Unions Increasingly Locked Out Of Louisiana Political Influence

On Friday, a group of some two dozen union members descended on the Baton Rouge offices of Rep. Bill Cassidy in an attempt to protest his stance on the Ryan plan for Medicare. The issue isn’t one of particular union concern, though clearly the demonstrators were scared up by labor organizers.

But the outcome of their appearance served as an excellent manifestation of how things are going for the union movement in Louisiana these days…

Nobody answered the door at Cassidy’s office and the group of about 25 headed to the parking lot with orange dayglo signs that read “Medicare is not welfare.”

Notwithstanding the Baton Rouge Advocate’s peculiar interest in the demonstration’s non-story, the article about which contained quotes from a sizable fraction of the union members in attendance (including the Advocate’s favorite union pipefitter/Letters To The Editor contributor Michael Day), Cassidy isn’t the only politician in Louisiana uninterested in organized labor’s advocacy.

Last week a bill by Sen. Danny Martiny (R-Kenner) to ban union-friendly Project Labor Agreements in Louisiana taxpayer-funded construction projects sailed through the Louisiana Senate on a 27-4 count. SB 76 was the subject of some rather heated discussion on the Senate floor when it came time to assign it to a committee. Martiny had to fight to get the bill into the Labor committee, which has a friendlier composition than the Transportation Committee in which it was originally placed by Senate President Joel Chaisson. And when he won that fight, veteran Senator Joe McPherson (D-Woodworth) howled about rich contractors and bad memories.

The Democrat also made reference to “pencils stuck in the ceiling from the last time the contractors did something like this,” which was an allusion to the fight to pass the right-to-work statute in 1976 where 15,000 union members descended on the Capitol and a bomb was set off in the chamber. McPherson also took a shot at what he insinuated [was] Martiny’s lack of respect for the rules, a statement interpreted by some observers as an attack on the latter’s prospective candidacy for Chaisson’s job when [the Senate president] and McPherson will both be term-limited out of the body next year.

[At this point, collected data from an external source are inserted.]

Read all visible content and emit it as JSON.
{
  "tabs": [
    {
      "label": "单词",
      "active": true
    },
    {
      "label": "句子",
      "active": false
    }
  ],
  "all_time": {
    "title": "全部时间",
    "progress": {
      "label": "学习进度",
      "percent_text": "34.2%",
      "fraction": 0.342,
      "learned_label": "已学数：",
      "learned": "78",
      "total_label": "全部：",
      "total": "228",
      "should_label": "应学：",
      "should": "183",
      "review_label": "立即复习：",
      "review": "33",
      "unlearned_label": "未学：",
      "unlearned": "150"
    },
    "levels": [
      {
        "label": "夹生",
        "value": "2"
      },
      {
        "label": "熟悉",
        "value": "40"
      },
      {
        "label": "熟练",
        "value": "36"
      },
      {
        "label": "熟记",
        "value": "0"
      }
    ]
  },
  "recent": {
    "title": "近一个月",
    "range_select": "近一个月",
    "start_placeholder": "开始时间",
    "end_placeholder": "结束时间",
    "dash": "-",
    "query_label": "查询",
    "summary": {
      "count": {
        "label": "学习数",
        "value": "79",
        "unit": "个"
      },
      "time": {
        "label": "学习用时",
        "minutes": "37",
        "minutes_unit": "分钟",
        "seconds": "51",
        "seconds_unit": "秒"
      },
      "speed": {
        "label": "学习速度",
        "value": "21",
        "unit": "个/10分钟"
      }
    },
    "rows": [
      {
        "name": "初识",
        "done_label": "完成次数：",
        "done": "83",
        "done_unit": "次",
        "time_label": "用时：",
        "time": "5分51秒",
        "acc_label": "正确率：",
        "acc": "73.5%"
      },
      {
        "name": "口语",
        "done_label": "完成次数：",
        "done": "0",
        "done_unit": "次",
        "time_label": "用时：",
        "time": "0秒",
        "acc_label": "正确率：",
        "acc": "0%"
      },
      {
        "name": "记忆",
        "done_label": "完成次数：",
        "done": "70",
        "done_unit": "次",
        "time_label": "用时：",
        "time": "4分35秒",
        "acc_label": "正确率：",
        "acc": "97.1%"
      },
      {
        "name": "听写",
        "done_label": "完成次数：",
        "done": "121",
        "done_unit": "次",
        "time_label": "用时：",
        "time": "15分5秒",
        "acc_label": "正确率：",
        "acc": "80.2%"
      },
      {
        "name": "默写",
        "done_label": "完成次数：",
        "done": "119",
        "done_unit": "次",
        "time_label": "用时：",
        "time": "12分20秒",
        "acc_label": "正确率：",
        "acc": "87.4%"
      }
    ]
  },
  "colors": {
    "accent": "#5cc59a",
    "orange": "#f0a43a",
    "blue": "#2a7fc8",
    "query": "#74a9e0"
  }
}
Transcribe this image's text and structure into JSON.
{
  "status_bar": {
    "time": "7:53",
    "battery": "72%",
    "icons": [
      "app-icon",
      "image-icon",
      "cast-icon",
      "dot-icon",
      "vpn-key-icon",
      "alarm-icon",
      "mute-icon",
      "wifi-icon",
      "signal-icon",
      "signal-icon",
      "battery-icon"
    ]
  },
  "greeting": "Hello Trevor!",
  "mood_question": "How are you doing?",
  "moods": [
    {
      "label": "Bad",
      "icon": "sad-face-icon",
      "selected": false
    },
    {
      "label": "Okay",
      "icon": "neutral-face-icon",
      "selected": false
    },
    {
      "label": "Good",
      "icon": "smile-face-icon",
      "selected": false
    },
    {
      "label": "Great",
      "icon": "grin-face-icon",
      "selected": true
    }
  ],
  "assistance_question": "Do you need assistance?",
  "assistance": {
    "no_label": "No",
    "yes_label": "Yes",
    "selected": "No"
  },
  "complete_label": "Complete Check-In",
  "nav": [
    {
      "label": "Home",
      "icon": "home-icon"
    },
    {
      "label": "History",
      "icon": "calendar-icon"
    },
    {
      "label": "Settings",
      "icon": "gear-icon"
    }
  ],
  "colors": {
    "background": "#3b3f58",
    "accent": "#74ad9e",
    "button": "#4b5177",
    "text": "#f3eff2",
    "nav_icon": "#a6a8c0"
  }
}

“I’m glad I won’t be here,” he said.

McPherson missed the final Senate vote on SB 76 Thursday, as did seven of his colleagues – including Republicans Mike Michot (R-Lafayette), Gerald Long (R-Winnfield) and Buddy Shaw (R-Shreveport). The four votes against were all black Democrats – Yvonne Dorsey (D-Baton Rouge), Karen Carter Peterson (D-New Orleans), Edwin Murray (D-New Orleans) and Cynthia Willard-Lewis (D-New Orleans). But even among the Senate’s black caucus the vote wasn’t unanimous, as J.P. Morrell (D-New Orleans) and Elbert Guillory (D-Opelousas) voted for the bill while Sharon Weston-Broome (D-Baton Rouge) and Lydia Jackson (D-Shreveport) didn’t cast a vote.

And several fairly reliable Democrats voted for the bill, including Francis Thompson (D-Delhi), Butch Gautreaux (D-Morgan City) and – surprisingly enough – Ben Nevers, who is actually a union contractor back home in Bogalusa.

That’s a far cry from 15,000 union members storming the Capitol, a bomb going off and 45 years of rough memories. The SB 76 vote shows even Democrats at the Capitol aren’t afraid of the unions anymore.

Another piece of legislation barring PLA’s also passed through a notable legislative body last week, this one in the U.S. House of Representatives. Namely, an amendment by Rep. Jeff Flake (R-Arizona) kiboshing the use of PLA’s was successfully added to the 2012 Military Construction-Veterans Affairs appropriations bill, which will go to the House floor in early June.

Among the votes in favor was one from Rep. Rodney Alexander (R-Louisiana), who voted “no” on an amendment banning PLA’s in all federal contracts back in February – and caught hell for it from the state’s construction industry. Alexander’s reversal on the PLA issue marks a return to political sanity – when he voted against a project-labor agreement ban in February, he was siding with unions who represent a mere 2.8 percent of the state’s private-sector workforce.

It’s a good bet that the fraction of that 2.8 percent who vote Republican is less than half. But these days, when if you’re a Union Democrat you might be able to get the Baton Rouge paper to follow you and a few of your union friends to a demonstration at a Congressman’s office shuttered for the Memorial Day holidays but that’s the extent of your impact, it seems the days of setting bombs or even influencing Democrat politicians on legislation are over in Louisiana.

That so puny a display from the state’s unions should come in an election year indicates how small a factor the movement is in the state’s politics these days.